The function \(\frac{1}{\sin z}\) has a much nicer Laurent series at \(z = 0\), which is also an isolated singularity: \[\frac{1}{\sin z} = \frac{1}{z} + \frac{1}{6} z + \frac{7}{360}z^3 + \cdots\] It’s not important to know where I got this series from. It’s nice because there’s only one nonnegative term, and if we multiply by \(z\) we get a nice holomorphic function back, since the Laurent series no longer has any negative terms! We still know that \[\oint _{\left\lvert z \right\rvert = 1} \frac{1}{\sin z} dz = 2 \pi i.\]

But what about something nastier like \[\oint _{\left\lvert z \right\rvert = 1} \frac{\cos\left( z \right) - 1}{\sin\left(z\right)^2\left( z+4 \right)} dz?\] There’s no shot that I can compute the Laurent series of this thing. However, there is a way to compute just the \(a _{-1}\) term of the Laurent series using things we already know how to do.

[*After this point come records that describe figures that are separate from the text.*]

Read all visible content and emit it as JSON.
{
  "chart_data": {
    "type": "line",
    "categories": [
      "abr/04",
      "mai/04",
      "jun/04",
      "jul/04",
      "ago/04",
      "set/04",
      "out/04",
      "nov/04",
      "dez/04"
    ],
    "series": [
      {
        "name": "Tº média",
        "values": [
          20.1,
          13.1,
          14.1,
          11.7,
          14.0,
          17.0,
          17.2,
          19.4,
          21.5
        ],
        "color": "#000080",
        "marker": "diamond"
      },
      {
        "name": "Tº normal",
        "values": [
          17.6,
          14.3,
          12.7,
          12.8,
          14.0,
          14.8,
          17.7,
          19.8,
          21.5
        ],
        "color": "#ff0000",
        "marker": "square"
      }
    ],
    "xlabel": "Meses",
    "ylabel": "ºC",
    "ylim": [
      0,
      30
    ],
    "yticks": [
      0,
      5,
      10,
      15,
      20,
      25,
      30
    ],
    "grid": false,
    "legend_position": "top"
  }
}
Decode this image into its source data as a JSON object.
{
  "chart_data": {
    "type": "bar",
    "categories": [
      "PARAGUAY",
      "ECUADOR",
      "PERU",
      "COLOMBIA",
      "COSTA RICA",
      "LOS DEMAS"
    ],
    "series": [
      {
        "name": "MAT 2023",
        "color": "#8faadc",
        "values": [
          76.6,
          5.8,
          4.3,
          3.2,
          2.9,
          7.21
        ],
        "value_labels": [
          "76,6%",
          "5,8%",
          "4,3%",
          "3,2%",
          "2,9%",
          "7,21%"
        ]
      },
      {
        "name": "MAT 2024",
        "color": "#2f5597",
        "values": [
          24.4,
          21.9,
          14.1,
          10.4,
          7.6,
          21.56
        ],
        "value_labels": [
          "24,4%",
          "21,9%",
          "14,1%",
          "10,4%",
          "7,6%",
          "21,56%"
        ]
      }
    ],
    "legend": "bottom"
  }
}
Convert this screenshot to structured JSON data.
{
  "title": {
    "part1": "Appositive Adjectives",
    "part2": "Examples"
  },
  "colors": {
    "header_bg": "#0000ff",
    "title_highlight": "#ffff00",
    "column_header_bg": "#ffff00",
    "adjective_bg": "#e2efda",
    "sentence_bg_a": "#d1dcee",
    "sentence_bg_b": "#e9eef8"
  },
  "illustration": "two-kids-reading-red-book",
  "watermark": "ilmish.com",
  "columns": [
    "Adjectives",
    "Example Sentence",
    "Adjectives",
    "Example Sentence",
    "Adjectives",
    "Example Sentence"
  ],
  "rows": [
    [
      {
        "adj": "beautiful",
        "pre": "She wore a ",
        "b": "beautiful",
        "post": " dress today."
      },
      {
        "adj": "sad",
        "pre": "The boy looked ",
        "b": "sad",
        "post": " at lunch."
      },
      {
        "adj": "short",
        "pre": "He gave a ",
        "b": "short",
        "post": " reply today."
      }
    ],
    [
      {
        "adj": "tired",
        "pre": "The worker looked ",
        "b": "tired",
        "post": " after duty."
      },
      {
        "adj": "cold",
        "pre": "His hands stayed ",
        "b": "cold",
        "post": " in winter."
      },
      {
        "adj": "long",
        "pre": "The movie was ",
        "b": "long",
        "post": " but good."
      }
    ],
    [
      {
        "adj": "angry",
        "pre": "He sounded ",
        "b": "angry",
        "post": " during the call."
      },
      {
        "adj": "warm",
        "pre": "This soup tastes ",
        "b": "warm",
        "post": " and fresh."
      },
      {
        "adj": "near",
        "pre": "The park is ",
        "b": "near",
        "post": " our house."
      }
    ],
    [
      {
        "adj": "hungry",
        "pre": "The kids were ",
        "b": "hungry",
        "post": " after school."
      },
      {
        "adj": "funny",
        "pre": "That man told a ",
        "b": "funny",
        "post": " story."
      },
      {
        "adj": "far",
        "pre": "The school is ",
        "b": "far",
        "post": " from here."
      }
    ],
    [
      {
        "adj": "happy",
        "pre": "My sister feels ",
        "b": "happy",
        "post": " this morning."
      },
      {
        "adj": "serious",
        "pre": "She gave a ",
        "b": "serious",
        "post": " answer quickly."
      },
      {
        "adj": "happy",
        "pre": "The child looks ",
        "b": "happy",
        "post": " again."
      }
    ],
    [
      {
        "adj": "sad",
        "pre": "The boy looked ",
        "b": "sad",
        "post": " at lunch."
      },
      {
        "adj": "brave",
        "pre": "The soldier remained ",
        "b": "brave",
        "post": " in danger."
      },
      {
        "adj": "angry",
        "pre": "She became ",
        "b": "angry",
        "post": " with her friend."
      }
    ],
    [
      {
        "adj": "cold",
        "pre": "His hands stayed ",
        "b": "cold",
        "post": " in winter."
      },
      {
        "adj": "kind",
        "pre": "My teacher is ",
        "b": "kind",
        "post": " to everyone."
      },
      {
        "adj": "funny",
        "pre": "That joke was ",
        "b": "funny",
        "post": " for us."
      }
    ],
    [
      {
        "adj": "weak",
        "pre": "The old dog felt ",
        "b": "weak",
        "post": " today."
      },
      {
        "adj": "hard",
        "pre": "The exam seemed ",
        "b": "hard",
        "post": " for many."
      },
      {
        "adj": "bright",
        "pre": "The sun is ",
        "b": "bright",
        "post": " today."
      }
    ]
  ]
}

Returning to the example of \(\frac{1}{\sin z}\), we know that \(\sin z\) has a simple pole at \(z=0\), hence \[z\cdot \frac{1}{\sin z} = a_0 + a_1 z + a_2 z^2 + \cdots\] should be a holomorphic function at \(z=0\)! We have “divided out” the zero of \(\sin z\). If we go backwards, we see that \[\frac{1}{\sin z} = \frac{a_0}{z} + a_1 + a_2 z + a_3z^2 + \cdots\] is our Laurent series, which converges exactly when our original Taylor series converges, except at \(z=0\), the centre of the Laurent series.

This is special because there’s only finitely many negative terms, in contrast to \(\exp \left( \frac{1}{z} \right)\)! This will eventually really simplify our computational lives.

Now suppose \(f(z)\) has a pole of order \(n\) at \(z_0\). We need a good way to compute its residue without having to do a bunch of garbage power series computations. We know \[f(z) = a _{-n} \left( z-z_0 \right) ^{-n} + \cdots + a _{-1} \left( z-z_0 \right) ^{-1} + a_0 + a_1 \left( z-z_0 \right) + \cdots\] Multiplying by \(\left( z-z_0 \right) ^{n}\), we have \[\left( z-z_0 \right) ^{n} f(z) = a _{-n} + a _{-n+1} \left( z-z_0 \right) ^{1} +\cdots + a _{-1} \left( z- z_0 \right) ^{n-1} + \cdots\] But this is just the Taylor series of \(\left( z-z_0 \right) ^{n} f(z)\) centred at \(z_0\)! So the residue, i.e. \(a _{-1}\), is equal to the Taylor coefficient of the \(\left( z-z_0 \right) ^{n-1}\) term, hence \[a _{-1} = \operatorname{Res} \left( f; z_0 \right) = \frac{1}{n!}\left. \frac{d ^{n-1}}{dz ^{n-1}} \left( z-z_0 \right) ^{n} f(z)\right\rvert_{z_0}.\]

You do not need to compute the Laurent series of this guy at each of the singularities. You just need to determine what the order of the pole is, then use the residue formula!